Gabriel told DW, Germany's public broadcaster: "We are directing talks towards a fast and just procedure... In our eyes, the release of Deniz Yücel can be the only goal."

Today, on the anniversary of his imprisonment, Turkey´s Prime Minister Binali Yildirim suggested Yucel could be freed soon, but that that decision is not up to him.

"I hope that he will be freed soon. I think that there will be a development soon," Yildirim told German broadcaster ARD.

Protesters support arrested German-Turkish journalist Deniz Yucel in Berlin, Germany, February 14, 2018. REUTERS/Axel Schmidt

His comments referred to Yucel's next hearing but didn't give guarantees on his release. "At least he will appear before a court, and every hearing is a chance to be freed," Yildirim said.

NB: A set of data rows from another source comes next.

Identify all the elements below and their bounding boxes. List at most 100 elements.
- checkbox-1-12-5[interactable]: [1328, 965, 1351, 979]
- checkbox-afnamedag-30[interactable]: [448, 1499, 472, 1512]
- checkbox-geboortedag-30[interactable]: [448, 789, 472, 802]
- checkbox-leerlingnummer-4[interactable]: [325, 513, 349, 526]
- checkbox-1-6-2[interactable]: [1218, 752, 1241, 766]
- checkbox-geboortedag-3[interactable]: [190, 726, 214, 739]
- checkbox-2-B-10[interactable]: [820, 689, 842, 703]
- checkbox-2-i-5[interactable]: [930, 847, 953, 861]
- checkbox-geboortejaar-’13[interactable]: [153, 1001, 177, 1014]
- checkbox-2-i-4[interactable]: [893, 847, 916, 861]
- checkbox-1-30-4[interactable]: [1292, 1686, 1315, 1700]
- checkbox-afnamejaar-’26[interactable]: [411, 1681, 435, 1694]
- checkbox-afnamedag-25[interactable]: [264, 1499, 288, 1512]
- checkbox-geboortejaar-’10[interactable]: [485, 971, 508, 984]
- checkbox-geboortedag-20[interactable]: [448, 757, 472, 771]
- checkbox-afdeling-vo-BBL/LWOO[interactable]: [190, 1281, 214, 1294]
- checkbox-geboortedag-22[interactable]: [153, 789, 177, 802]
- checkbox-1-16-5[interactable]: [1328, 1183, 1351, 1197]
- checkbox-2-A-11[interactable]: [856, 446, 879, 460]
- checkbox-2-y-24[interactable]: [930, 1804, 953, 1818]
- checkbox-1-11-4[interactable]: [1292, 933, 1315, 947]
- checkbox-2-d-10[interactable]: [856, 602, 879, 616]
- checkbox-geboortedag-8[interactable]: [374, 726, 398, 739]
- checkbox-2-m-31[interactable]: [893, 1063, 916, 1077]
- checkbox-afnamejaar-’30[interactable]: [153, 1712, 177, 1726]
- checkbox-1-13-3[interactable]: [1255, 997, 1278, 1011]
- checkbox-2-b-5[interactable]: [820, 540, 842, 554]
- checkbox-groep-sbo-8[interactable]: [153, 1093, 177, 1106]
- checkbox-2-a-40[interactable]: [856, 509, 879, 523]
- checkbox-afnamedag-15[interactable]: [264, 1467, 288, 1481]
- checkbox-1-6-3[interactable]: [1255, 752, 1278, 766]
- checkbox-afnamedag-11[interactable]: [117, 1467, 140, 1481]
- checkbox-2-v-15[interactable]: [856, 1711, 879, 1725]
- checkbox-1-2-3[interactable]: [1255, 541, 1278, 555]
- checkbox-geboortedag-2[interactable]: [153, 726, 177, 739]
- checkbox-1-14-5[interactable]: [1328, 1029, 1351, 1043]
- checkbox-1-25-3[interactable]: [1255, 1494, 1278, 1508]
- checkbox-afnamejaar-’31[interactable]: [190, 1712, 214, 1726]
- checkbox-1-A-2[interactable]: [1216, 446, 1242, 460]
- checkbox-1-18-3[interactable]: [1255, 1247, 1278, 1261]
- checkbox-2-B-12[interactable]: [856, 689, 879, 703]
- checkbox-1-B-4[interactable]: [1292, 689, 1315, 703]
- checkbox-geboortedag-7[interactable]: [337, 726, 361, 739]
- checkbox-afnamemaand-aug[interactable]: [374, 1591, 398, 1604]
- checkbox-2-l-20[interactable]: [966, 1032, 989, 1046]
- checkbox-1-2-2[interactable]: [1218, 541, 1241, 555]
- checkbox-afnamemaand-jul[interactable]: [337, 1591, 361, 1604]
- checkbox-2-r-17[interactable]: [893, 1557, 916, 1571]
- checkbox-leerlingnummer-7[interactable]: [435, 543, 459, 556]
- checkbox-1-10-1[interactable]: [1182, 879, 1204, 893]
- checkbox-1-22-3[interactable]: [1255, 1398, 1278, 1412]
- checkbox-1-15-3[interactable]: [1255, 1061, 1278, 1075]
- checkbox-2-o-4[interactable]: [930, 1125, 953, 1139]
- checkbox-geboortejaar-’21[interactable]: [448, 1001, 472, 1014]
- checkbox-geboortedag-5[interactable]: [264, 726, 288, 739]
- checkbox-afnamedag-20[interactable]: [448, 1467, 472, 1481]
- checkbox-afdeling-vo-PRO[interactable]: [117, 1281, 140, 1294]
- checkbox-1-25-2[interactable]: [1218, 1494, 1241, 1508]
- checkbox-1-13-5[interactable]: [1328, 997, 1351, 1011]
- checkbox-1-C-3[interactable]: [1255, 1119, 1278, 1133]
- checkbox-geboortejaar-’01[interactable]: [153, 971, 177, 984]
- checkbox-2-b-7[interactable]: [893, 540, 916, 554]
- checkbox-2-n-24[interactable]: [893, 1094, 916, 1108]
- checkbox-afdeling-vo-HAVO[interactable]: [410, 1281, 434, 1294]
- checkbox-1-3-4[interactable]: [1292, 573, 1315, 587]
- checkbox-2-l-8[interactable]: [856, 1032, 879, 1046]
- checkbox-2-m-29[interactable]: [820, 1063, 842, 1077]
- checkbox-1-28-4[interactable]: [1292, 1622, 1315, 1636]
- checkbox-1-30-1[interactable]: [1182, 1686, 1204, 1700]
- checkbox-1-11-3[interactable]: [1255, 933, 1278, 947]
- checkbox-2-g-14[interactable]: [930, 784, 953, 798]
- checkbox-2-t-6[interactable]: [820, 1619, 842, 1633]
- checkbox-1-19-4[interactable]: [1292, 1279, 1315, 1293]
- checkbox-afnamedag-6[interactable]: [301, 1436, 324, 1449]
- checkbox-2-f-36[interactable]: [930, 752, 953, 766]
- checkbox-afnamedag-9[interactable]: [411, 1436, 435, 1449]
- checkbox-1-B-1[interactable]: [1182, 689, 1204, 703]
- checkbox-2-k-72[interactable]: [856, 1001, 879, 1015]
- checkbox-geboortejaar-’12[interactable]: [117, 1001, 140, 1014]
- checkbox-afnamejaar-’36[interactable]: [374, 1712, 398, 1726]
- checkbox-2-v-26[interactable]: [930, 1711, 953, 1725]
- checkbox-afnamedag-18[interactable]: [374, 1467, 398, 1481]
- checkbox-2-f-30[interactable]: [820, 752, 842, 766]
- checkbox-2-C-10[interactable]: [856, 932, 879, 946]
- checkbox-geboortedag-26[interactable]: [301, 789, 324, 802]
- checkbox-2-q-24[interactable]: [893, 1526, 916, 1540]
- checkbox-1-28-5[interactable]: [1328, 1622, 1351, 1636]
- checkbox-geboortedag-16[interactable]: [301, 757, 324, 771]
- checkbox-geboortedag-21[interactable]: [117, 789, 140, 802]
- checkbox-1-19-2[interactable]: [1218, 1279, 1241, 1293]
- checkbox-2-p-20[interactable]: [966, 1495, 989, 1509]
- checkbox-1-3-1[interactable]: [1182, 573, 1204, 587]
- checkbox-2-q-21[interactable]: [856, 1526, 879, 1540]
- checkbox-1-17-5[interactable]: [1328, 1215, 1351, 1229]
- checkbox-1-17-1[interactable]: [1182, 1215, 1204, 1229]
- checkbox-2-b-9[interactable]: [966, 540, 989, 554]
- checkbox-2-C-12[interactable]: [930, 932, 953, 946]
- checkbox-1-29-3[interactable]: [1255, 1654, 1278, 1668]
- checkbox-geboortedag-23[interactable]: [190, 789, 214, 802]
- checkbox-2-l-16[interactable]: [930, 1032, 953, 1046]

Yildirim will visit German Chancellor Angela Merkel Thursday in Berlin, and they are expected to talk about the case, but some think his comments are only intended to improve the atmosphere for the meeting. "We should not fall for this. There is no reason to talk of an improvement,” said Claudia Roth, a Green Party member and one of the vice presidents of the Bundestag since 2013.

Even though Yucel has been in a maximum security prison for one year already, he hasn't been formally accused or charged with a crime.

Turkish President Recep Tayyip Erdogan has called the journalist “an agent and a terrorist, allegedly a journalist, whom the German Embassy hid in their summer house in Istanbul.”

Yucel feels he's being used as a bargaining chip, as Germany might be conditioning weapon sells to Turkey in exchange for the release of their citizens from Turkish prisons. Yucel doesn't want his freedom to be exchanged "for tanks" or the extradition of "former militaries participant in the coup," which have requested political asylum in Germany.

Yucel is a correspondent for the German daily newspaper Die Welt and has been described as a journalist that criticizes both the left and the right, according to Heinrich Boll Foundation's analyst in Istanbul Kristian Barkel.

According to Brakel, Yucel was arrested for his criticism on Turkish government in eight articles he wrote for Die Welt. One of those items talks about Erdogan's power accumulation, and the other one is an interview with the Vice President of the Kurdistan Workers' Party (PKK), an insurgent group the Turkish government considers a terrorist organization.

Turkey launched a military operation against Kurdish militias in northern Syria in mid-January. Since then, the government has arrested more than 600 people criticizing the military intervention, accusing them of spreading “terror propaganda.”